Flight attendants have a vital role in air travel since their primary job is to help passengers feel comfortable and calm in critical situations. With hundreds of layovers in a single month, they have the opportunity to experience cities that most of us never will.
However, it usually comes at the price of personal life. This article is meant to highlight the details of a flight attendant’s purpose within air journeys, the qualifications you might need to be a candidate for a position, and what are the risks and benefits of such a career.
All airlines have different criteria when hiring new crew members. So before you start this journey through life, think about a preferred airline and research their particular set of requirements. And you should know they are not as strict as one would think.
For example, age restrictions are quite lax and vary depending on the country of origin of the said airline. Some range from 17 years to 60 years of age, while others look for employees no older than thirty. What matters most to airlines is that you have previous experience.

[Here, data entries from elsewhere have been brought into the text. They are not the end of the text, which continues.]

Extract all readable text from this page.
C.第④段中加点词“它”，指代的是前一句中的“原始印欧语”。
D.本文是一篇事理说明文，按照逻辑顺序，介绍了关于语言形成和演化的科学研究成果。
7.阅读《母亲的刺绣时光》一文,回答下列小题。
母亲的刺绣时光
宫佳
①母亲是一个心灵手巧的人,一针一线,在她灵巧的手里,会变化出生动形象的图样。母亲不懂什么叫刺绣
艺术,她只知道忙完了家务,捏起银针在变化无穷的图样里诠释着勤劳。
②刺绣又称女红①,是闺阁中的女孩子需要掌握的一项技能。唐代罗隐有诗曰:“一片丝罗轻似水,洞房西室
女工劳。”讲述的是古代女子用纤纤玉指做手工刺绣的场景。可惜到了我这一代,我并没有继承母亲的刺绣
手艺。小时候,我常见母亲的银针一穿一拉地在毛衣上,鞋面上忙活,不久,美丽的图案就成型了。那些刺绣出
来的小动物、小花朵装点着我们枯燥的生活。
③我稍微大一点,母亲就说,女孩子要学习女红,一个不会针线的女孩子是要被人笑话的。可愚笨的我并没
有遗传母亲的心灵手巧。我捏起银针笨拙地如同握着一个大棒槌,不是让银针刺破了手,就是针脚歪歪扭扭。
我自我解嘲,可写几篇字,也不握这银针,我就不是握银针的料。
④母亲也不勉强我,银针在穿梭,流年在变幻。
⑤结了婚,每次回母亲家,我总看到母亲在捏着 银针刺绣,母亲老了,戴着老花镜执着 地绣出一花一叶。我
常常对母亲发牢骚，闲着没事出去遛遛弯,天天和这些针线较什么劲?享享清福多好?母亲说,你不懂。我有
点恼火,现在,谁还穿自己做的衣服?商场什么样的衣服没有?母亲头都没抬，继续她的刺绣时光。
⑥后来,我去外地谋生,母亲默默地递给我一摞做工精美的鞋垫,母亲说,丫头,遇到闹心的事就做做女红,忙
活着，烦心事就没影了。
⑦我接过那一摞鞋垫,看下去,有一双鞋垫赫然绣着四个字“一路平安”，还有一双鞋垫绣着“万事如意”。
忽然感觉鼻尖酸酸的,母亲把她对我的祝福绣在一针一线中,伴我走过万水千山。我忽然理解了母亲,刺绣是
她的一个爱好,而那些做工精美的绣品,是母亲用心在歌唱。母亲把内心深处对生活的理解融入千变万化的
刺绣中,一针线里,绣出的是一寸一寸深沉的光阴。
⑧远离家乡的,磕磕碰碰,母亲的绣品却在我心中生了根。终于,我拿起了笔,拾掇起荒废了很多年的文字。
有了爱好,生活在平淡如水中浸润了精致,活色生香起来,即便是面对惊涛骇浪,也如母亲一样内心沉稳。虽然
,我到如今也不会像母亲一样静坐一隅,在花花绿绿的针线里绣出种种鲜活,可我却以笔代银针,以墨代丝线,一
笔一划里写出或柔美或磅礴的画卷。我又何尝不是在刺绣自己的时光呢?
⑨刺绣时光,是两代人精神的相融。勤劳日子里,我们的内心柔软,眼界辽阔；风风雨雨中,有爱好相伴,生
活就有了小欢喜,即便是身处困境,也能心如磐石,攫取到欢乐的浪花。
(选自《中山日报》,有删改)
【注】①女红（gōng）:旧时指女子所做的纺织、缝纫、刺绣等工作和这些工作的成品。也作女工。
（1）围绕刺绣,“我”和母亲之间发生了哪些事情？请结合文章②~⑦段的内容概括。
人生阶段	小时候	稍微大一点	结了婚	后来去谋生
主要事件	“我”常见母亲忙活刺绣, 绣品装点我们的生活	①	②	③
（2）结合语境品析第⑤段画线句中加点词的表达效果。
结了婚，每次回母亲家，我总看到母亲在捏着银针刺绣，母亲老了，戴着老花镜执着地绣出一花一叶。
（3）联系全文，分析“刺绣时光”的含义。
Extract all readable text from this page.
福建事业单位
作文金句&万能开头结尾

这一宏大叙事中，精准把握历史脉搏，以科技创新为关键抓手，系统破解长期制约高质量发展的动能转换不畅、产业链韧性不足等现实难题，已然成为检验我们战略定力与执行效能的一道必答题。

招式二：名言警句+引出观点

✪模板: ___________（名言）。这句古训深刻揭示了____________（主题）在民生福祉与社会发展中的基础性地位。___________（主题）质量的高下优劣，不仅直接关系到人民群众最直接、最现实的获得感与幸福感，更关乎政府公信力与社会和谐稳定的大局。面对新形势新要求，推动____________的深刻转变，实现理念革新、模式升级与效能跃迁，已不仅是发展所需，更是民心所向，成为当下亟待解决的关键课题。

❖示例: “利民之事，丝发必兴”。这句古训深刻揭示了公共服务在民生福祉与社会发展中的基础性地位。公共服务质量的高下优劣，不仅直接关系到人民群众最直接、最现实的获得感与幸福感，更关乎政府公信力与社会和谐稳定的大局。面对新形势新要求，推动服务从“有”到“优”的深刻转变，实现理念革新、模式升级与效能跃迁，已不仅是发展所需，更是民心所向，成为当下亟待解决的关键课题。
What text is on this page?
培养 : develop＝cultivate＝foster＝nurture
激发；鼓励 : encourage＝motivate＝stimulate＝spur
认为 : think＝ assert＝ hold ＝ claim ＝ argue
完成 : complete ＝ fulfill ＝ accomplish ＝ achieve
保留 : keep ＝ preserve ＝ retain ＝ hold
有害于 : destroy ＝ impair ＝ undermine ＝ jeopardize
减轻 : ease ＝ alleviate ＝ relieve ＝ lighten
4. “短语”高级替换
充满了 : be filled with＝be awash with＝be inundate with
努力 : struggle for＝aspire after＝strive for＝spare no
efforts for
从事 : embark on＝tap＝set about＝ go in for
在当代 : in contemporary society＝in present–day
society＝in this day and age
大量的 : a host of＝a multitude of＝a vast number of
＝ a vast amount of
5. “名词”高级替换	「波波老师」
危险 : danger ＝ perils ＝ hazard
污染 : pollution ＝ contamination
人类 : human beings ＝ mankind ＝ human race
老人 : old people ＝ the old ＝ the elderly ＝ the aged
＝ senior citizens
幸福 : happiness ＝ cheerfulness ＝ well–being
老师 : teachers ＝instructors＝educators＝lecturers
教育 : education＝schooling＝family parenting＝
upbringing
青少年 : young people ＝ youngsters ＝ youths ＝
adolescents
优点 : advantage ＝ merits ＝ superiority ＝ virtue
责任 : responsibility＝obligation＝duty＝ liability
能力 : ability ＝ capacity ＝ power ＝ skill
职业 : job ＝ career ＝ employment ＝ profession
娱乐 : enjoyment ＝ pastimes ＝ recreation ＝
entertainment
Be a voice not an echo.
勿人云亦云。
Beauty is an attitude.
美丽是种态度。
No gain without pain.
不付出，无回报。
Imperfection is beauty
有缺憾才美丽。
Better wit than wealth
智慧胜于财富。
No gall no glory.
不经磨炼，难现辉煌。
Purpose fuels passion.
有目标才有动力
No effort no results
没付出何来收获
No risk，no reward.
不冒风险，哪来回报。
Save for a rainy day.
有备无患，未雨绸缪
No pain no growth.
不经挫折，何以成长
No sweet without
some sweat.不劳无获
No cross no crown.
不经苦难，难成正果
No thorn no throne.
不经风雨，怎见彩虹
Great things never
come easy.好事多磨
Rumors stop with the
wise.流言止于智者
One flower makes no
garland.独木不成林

Many companies look for professionalism, maturity and life experience or versatility in their candidates. Your experience, as we’ve mentioned, plus a certificate from a training course could be your entrance ticket. Moreover, you don’t need to have experience as a steward.
You could be a great candidate if you’ve worked with the public before, such as in restaurants or other customer service positions, and if you are versed when it comes to languages and geography. You just need to be a complex human being with a lot to offer to the company where you are applying.
Sometimes you can receive a position after you’ve trained as a flight attendant. But with stewards, things can happen the other way around too. If an airline hires you without any experience in the field, they will provide all the preparation you need to be good at your job.
All you need is to have a high school diploma, to be able to speak English well, and to have charisma, as that is an integral part of the job. Other companies might be a little pickier and they will require a college degree or a bachelor’s degree in hospitality. Additionally, speaking more than one language could get you ahead of the competition.
If you’ve decided that you want to become a flight attendant, you might want to get experience by working at a hotel, restaurant or resort; also, try volunteering at social events or The Red Cross.
Airlines expect that most attendants meet particular physical requirements. Height and weight are important to big companies, but most low-cost carriers don’t care for such things. Best of luck with your endeavors!